Should the words “XML” and “Request” in Pascal case be formatted as XMLRequest or as XmlRequest?
What about IOStream versus IoStream?
Existing Conventions
Many programming language style guides comment on the behavior or acronyms. Rust API guidelines1 state the following:
In
UpperCamelCase, acronyms and contractions of compound words count as one word: useUuidrather thanUUID,Usizerather thanUSizeorStdinrather thanStdIn. Insnake_case, acronyms and contractions are lower-cased:is_xid_start.
Kotlin’s docs on coding conventions2 on the other hand distinguish two letters as a special case.
When using an acronym as part of a declaration name, follow these rules:
- For two-letter acronyms, use uppercase for both letters. For example, IOStream.
- For acronyms longer than two letters, capitalize only the first letter. For example, XmlFormatter or HttpInputStream.
Implementation
Splitting on acronyms is relatively easy, since the definition of boundary is robust enough to detect when two uppercase letters are followed by a lowercase letter, and can split between the first two uppercase letters.
Mutation is harder, since we have defined mutation as only taking a list of words as input. How would we know if any word is an acronym? If the word started as any uppercase pattern case, then all words could be interpreted as acronyms.
What if we altered the definition of splitting and mutation, so that we tagged each word with a boolean signaling if it were an acronym or not? Then mutation step could act on that information.
But recall when this acronym behavior occurs: camel case and Pascal case identifiers. If converting from any other case, there would be no acronym information present. If converting to any other case, then there would be no change in the output to signal an acronym. So this logic would be for converting camel case into Pascal case or vice versa.
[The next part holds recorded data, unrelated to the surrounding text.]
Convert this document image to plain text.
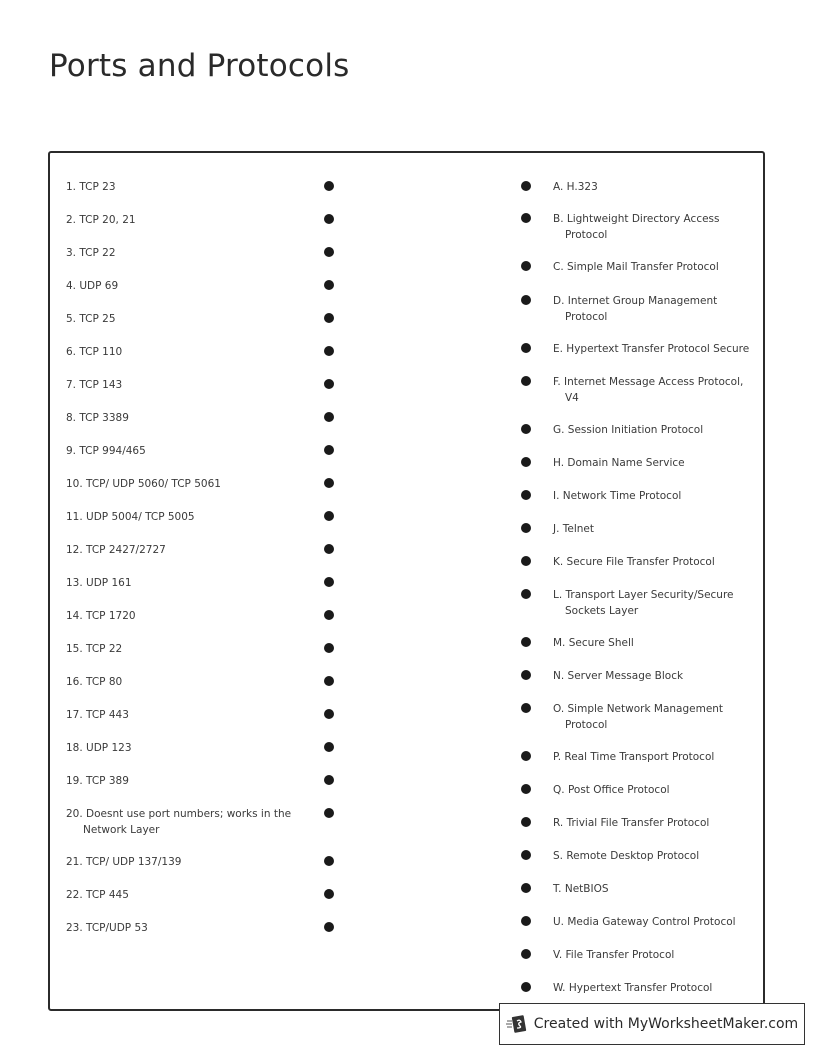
Ports and Protocols
1. TCP 23
2. TCP 20, 21
3. TCP 22
4. UDP 69
5. TCP 25
6. TCP 110
7. TCP 143
8. TCP 3389
9. TCP 994/465
10. TCP/ UDP 5060/ TCP 5061
11. UDP 5004/ TCP 5005
12. TCP 2427/2727
13. UDP 161
14. TCP 1720
15. TCP 22
16. TCP 80
17. TCP 443
18. UDP 123
19. TCP 389
20. Doesnt use port numbers; works in the Network Layer
21. TCP/ UDP 137/139
22. TCP 445
23. TCP/UDP 53
A. H.323
B. Lightweight Directory Access Protocol
C. Simple Mail Transfer Protocol
D. Internet Group Management Protocol
E. Hypertext Transfer Protocol Secure
F. Internet Message Access Protocol, V4
G. Session Initiation Protocol
H. Domain Name Service
I. Network Time Protocol
J. Telnet
K. Secure File Transfer Protocol
L. Transport Layer Security/Secure Sockets Layer
M. Secure Shell
N. Server Message Block
O. Simple Network Management Protocol
P. Real Time Transport Protocol
Q. Post Office Protocol
R. Trivial File Transfer Protocol
S. Remote Desktop Protocol
T. NetBIOS
U. Media Gateway Control Protocol
V. File Transfer Protocol
W. Hypertext Transfer Protocol
Created with MyWorksheetMaker.com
Suppose we convert IOStream into camel. We split on OS, and mutate using camel pattern to produce ioStream. That’s correct. Lets consider the converse: ioStream into Pascal would be parsed as IoStream. We can’t assume that io is an acronym. If it were isStream it would be identically cased but have the opposite behavior.
The simplest solution is simply to ignore acronyms on mutation. Then the behavior is consistent. The choice of using acronyms is a stylistic one, and the primary focus of case conversion I would say is consistency.
If acronyms are important for producing camel and Pascal case identifiers, then it should be at the user’s explicit discretion at the time of conversion. A general solution to hook in the acronym information is unclear to me.
A final point on ignoring acronyms: in the case of multiple acronyms together, such as XML, HTTP, and Request, the final identifier might be XMLHTTPRequest which in itself has less information than XmlHttpRequest. This type of ambiguity is some reasoning for why people argue against using camel case or Pascal case at all.